La requérante fait valoir que les termes seront compris par les anglophones en Irlande, à Malte et au Royaume-Uni, mais également dans les autres États membres. Elle cite la décision de la chambre de recours 25/10/2017, R1102/2017-4, «Welink», à cet effet. Elle fait valoir qu’il a également été reconnu que les consommateurs espagnols utilisent couramment des mots anglais et comprendront et citeront plusieurs décisions d’opposition concernant les mots «STONE», «INSPIRED» et «EVOLUTION», «HOUSE» et «HOME» à cet égard.

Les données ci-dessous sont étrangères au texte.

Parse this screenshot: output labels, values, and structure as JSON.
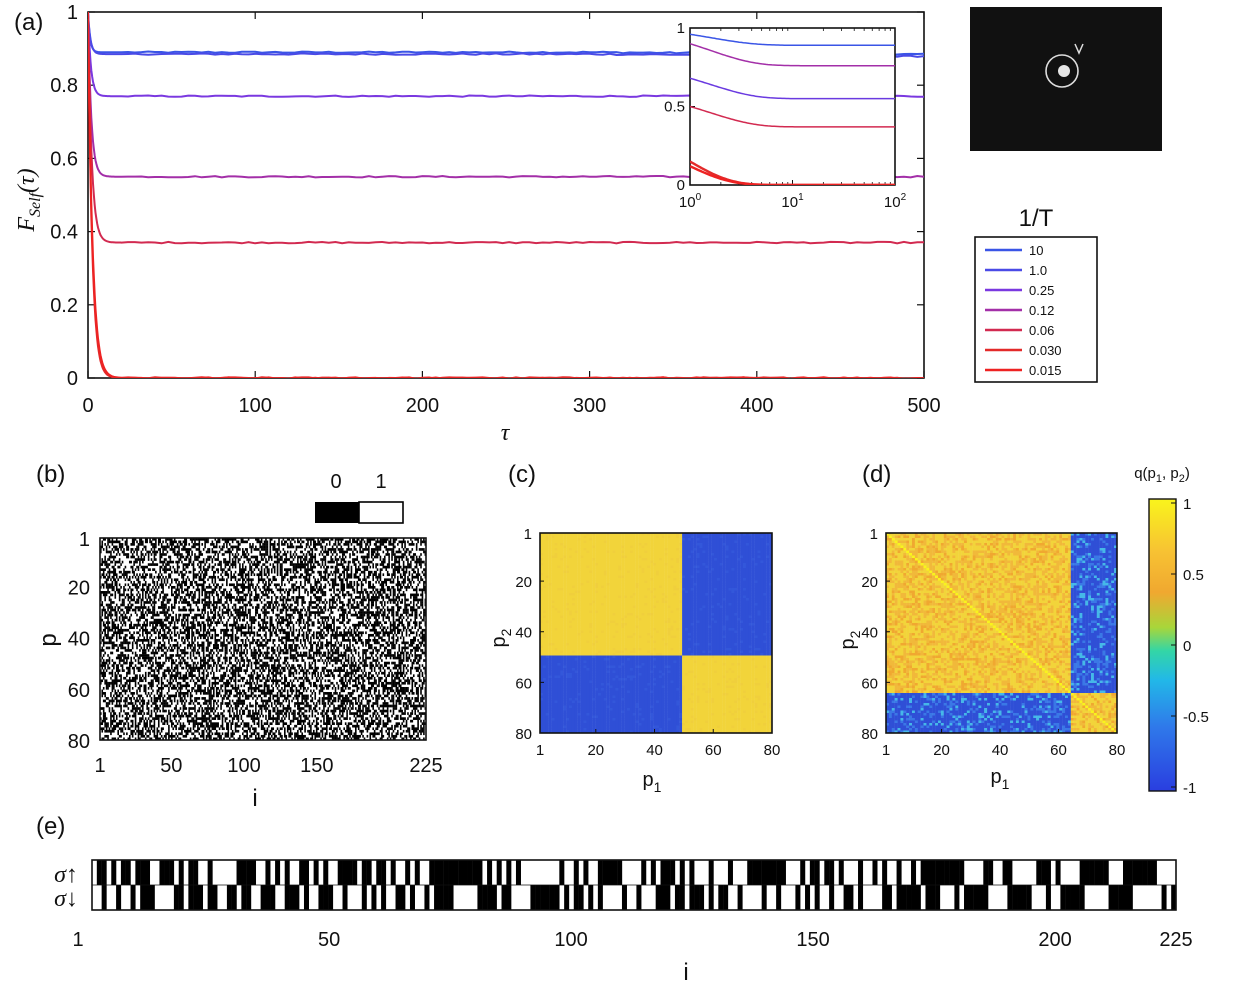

La demanderesse fait valoir que le signe contesté est dépourvu de caractère distinctif dans le secteur concerné et ne peut pas informer l’entreprise qui propose les produits ou services ou distinguer les produits de ceux des concurrents. Elle affirme que les consommateurs anglophones ne percevront pas cette désignation comme un seul mot, mais comme deux mots distincts «MY» et «LOCK». Elle affirme que les consommateurs anglophones percevront «MYLOCK» comme indiquant que les services compris dans la classe 42 (logiciels de configuration de serrures) et 45 (services de sécurité liés aux systèmes de contrôle d’accès) fournissent des serrures adaptées au goût et personnalisé du client et que les produits compris dans la classe 9 sont des serrures qu’ils peuvent appliquer à leur propre produit final (type de porte avec des composants de serrures spécifiques, couleur, style, etc.).

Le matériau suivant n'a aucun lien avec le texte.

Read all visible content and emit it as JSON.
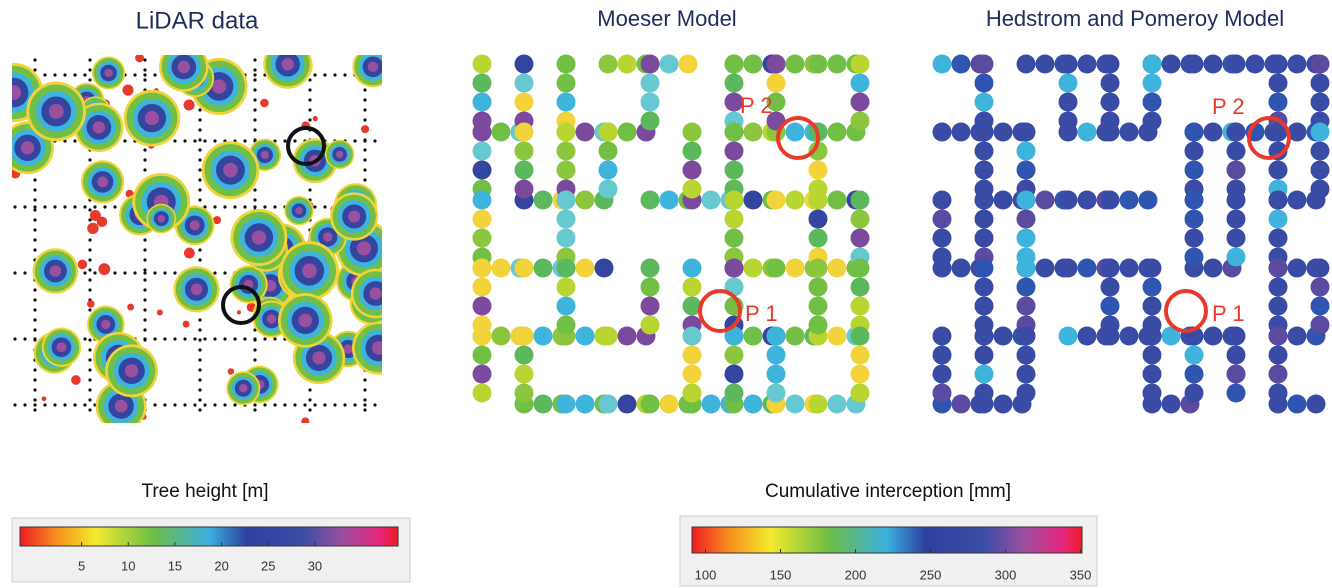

La demanderesse expose la législation pertinente et affirme que «MYLOCK» est une marque verbale dépourvue de caractéristiques graphiques et informe directement le public sur la signification du terme et en tant qu’indication du type de produits et services concernés. Cette signification sera immédiatement saisie et perçue comme descriptive. Elle affirme que le signe n’a rien de nouveau et que d’autres peuvent également l’utiliser pour faire référence à ces produits et services. Elle souligne que, même si certains des services sont destinés à des solutions logicielles en général, le consommateur comprendra clairement le type spécifique de services dans lequel un système de serrures peut être conçu pour eux ou la fourniture d’une plate-forme pour guider l’utilisation ou le contrôle de l’accès à la serrure. La requérante fait valoir qu’il suffit que le signe indique une destination possible des produits et services et, en l’espèce, qu’il décrit une caractéristique des produits et services.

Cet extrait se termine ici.